Donc, Darcos confirme que son ministère en disant que « L’information est fausse » a quelque peu tordu la vérité, que l’on a fait porté le chapeau d’un prétendu cafouillage à un IA-DSDEN expérimenté et extrêmement méticuleux (l’ayant eu comme IA en Vendée, et bien que nos rapports professionnels n’aient pas été toujours franchement cordiaux, je peux témoigner que ce bourreau de travail n’était pas du genre à inventer une restriction de crédits).
L’explication la plus vraisemblable est que les services financiers ministériels (sans l’aval du cabinet ?) en mal d’économies, ont dû prévoir ici ou là ce que du temps de Balladur on appelait une régulation budgétaire, en fait un gel des crédits prévus sur telle ou telle ligne.

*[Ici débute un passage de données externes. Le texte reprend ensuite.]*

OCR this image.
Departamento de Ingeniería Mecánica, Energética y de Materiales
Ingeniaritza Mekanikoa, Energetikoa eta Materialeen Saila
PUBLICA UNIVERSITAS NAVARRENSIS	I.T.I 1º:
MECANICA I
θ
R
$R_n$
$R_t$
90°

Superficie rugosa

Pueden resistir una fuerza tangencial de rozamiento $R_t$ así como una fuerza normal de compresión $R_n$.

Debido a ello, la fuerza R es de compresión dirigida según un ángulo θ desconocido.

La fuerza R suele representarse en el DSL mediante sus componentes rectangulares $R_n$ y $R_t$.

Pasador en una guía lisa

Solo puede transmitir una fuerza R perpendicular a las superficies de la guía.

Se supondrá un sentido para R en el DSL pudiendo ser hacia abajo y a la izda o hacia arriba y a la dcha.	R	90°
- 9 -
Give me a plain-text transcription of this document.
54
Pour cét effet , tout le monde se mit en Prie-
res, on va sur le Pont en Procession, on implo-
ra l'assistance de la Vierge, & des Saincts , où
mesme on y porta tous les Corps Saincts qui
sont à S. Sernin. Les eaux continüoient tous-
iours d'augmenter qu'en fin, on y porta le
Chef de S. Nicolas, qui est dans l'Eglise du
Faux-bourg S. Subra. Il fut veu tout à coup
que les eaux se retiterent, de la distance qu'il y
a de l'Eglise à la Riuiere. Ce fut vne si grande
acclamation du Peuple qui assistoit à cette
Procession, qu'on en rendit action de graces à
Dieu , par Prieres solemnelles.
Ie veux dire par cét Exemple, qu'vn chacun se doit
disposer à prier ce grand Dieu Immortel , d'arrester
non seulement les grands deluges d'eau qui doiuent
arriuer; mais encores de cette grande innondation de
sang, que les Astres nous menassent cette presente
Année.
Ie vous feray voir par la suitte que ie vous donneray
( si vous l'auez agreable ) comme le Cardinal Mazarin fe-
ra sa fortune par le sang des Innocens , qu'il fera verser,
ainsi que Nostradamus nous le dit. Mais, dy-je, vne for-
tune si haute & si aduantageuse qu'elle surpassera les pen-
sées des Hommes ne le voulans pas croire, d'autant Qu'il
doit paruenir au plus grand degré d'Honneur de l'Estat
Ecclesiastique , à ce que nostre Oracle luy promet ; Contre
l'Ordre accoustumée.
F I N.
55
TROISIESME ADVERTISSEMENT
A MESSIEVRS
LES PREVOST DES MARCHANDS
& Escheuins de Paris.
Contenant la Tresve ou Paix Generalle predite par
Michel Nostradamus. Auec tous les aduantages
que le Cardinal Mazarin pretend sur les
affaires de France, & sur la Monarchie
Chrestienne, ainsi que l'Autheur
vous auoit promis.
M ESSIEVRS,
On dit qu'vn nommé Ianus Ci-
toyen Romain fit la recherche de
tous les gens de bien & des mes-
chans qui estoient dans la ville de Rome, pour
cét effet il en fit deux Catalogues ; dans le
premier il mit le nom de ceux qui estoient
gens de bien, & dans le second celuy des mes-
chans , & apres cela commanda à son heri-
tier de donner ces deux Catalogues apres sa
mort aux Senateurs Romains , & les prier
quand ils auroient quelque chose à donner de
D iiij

Mais, patatras, on s’est rendu compte, grâce notamment à ce courriel qui courrait partout, que ça allait avoir un effet désastreux, surtout juste au moment où on allait annoncer des mesures du plan banlieues.
Le plus drôle reste quand même cette invite très sarkozyenne du sieur Darcos aux principaux en difficultés de l’appeler directement !
Allo Xavier bobo, on me sucre mes heures !
Démagogie et jésuitisme vont de pair dans notre adocratie.
PS Qui n’a rien à voir : le moteur à émotions est relancé à plein régime avec cette annonce de parrainage par les CM2 d’un enfant juif déporté ! L’ado attardé qui nous sert de président jette cela, comme il balance la fin de la pub dans les télés publiques, sans aucune réflexion (le mot doit lui être inconnu, il semble n’obéir qu’à des impulsions) et encore moins concertation.